Israel’s COVID cases are spiking sharply. On Monday, January 3, the country reported 6,500 new cases, the country's highest in months. Israel’s policies are significantly different from those in the United States, with some cities requiring negative tests for vaccinated individuals to return to society and others quarantining students who have been exposed to the virus.
After a fourth dose was rolled out on a limited trial at the end of 2021, it opened to the public within a few days. Under the new guidelines, health workers and anyone 60 or older can receive a second booster of the vaccine if their last dose was over four months ago.
Preliminary research on the fourth dose is promising. The Sheba Medical Center on the outskirts of Tel Aviv conducted an initial study on 154 hospital workers who had received a booster shot. The participants underwent regular blood testing to track their levels of antibodies. Recently, hospital workers received a second booster, and the initial data suggests that the fourth dose will significantly increase protection against infections, severe symptoms, and hospitalization.
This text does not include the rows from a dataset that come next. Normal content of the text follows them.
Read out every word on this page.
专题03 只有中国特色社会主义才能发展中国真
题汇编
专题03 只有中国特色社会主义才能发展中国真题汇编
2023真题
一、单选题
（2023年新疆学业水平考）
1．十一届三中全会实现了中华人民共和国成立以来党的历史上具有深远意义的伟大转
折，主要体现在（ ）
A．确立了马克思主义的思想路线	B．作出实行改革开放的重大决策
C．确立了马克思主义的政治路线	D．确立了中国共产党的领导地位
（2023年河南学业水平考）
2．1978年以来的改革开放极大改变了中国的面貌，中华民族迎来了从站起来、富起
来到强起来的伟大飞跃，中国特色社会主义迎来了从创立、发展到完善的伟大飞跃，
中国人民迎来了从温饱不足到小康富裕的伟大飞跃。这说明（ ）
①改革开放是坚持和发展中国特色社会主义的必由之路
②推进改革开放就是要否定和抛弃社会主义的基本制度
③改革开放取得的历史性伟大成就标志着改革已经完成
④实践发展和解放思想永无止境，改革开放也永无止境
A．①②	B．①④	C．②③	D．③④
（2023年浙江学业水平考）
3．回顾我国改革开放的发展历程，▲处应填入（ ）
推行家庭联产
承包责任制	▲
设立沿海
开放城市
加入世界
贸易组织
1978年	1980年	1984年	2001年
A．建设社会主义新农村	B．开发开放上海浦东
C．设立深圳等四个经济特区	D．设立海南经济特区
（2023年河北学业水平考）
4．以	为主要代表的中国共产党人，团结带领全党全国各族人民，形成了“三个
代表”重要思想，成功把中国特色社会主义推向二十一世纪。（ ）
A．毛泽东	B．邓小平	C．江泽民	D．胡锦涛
The safety of the fourth dose was also studied. Side effects from the second booster were like those from the first booster shot, with 80% experiencing a localized reaction and 45% experiencing fatigue, muscle aches, or headaches. Only 10% reported a fever, but most said it abated within a day.
“These preliminary findings are in addition to preliminary results received on side effects following the fourth dose and also indicate the safety of the fourth dose. This study will produce additional information in the days and weeks to come,” Professor Gili Regev-Yochay, director of the study, said. Professor Regev-Yochay is also the director of the infection prevention unit at the Sheba Medical center.
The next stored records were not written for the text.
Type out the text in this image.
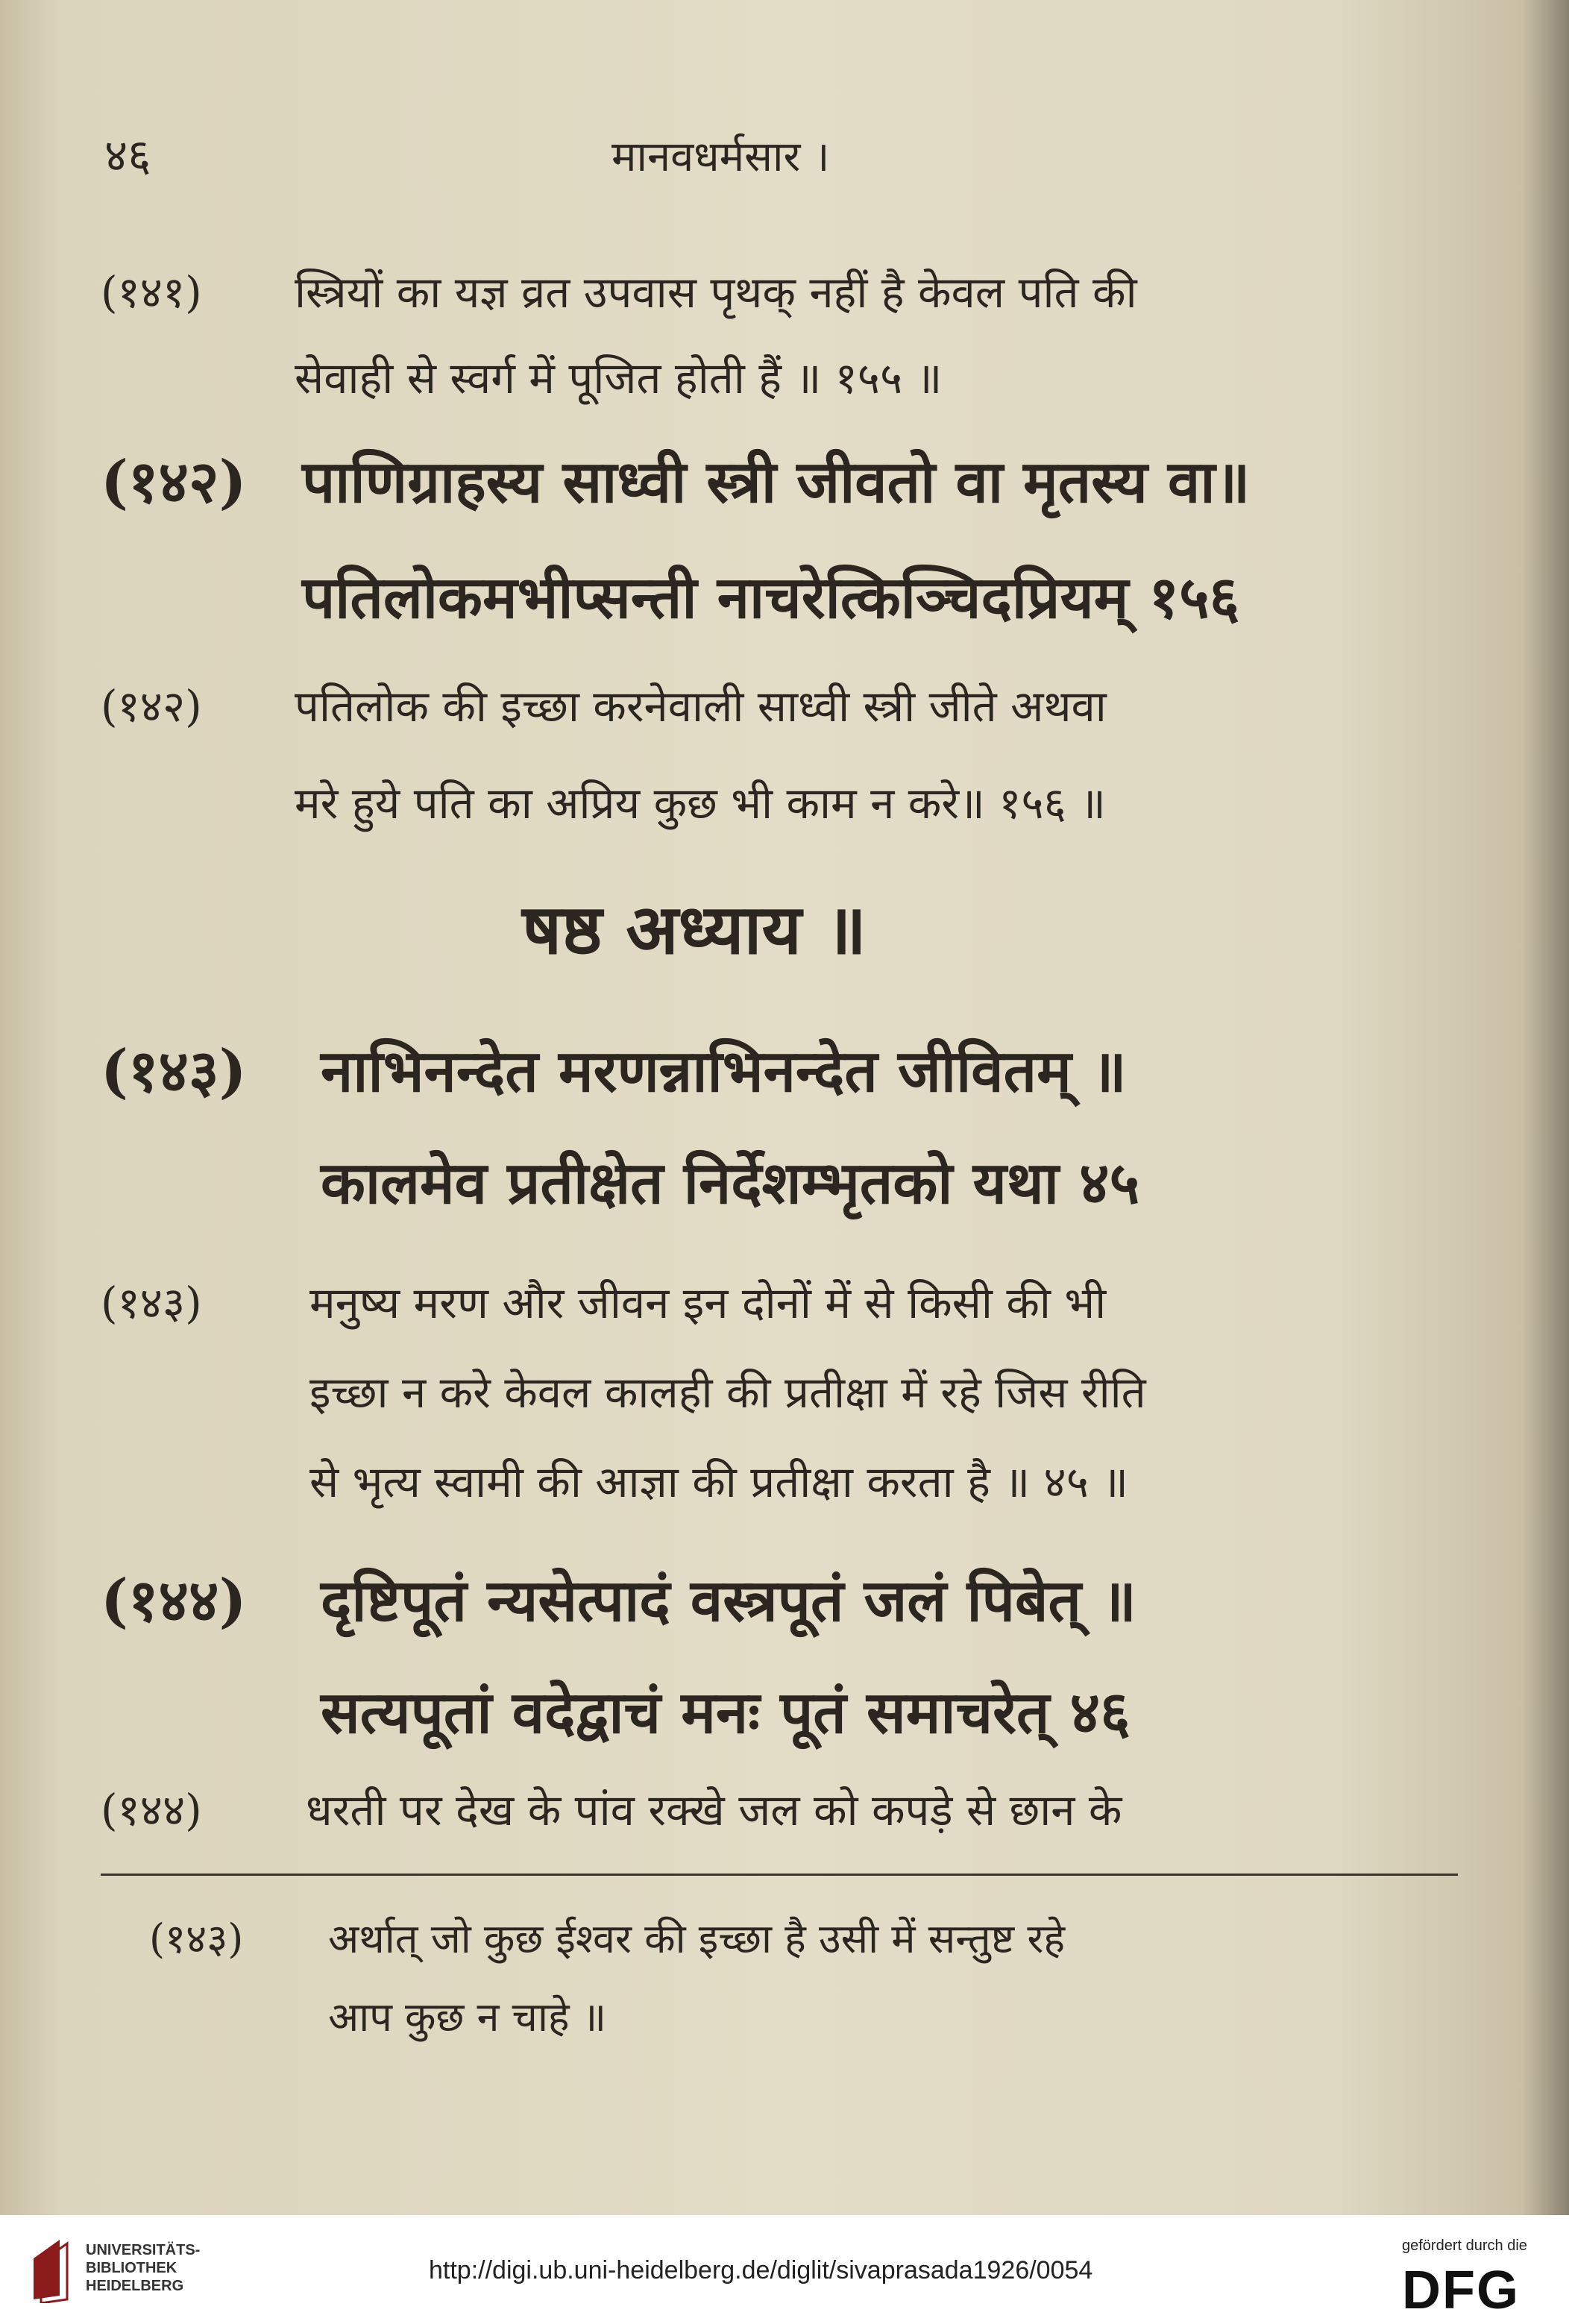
४६	मानवधर्मसार ।
(१४१) स्त्रियों का यज्ञ व्रत उपवास पृथक् नहीं है केवल पति की
सेवाही से स्वर्ग में पूजित होती हैं ॥ १५५ ॥
(१४२) पाणिग्राहस्य साध्वी स्त्री जीवतो वा मृतस्य वा॥
पतिलोकमभीप्सन्ती नाचरेत्किञ्चिदप्रियम् १५६
(१४२) पतिलोक की इच्छा करनेवाली साध्वी स्त्री जीते अथवा
मरे हुये पति का अप्रिय कुछ भी काम न करे॥ १५६ ॥
षष्ठ अध्याय ॥
(१४३) नाभिनन्देत मरणन्नाभिनन्देत जीवितम् ॥
कालमेव प्रतीक्षेत निर्देशम्भृतको यथा ४५
(१४३) मनुष्य मरण और जीवन इन दोनों में से किसी की भी
इच्छा न करे केवल कालही की प्रतीक्षा में रहे जिस रीति
से भृत्य स्वामी की आज्ञा की प्रतीक्षा करता है ॥ ४५ ॥
(१४४) दृष्टिपूतं न्यसेत्पादं वस्त्रपूतं जलं पिबेत् ॥
सत्यपूतां वदेद्वाचं मनः पूतं समाचरेत् ४६
(१४४) धरती पर देख के पांव रक्खे जल को कपड़े से छान के
(१४३) अर्थात् जो कुछ ईश्वर की इच्छा है उसी में सन्तुष्ट रहे
आप कुछ न चाहे ॥
UNIVERSITÄTS-
BIBLIOTHEK
HEIDELBERG
http://digi.ub.uni-heidelberg.de/diglit/sivaprasada1926/0054
gefördert durch die
DFG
With this new policy, Israel now leads the world in “aggressive vaccination strategies,” the Washington Post reports. Of the country’s 9.3 million residents, 68% have received their first dose of the COVID vaccine, 62% have received a second dose, and 44% have received a single booster. Public health officials credit booster shots for Israel’s low infection rates of the delta variant.
Already, 25,000 people have received their fourth dose, with 100,000 more appointments scheduled as of January 4th, 2022. Israeli public health officials urged the 800,000 people who are eligible to consider receiving a fourth dose for their safety. Individuals 60 and older are three times more susceptible to infections than their younger counterparts.
Israel has not announced whether the second booster will be approved for more of the public. However, most of the COVID vaccine doses were rolled out in stages, making it likely that the fourth dose will follow the same trend.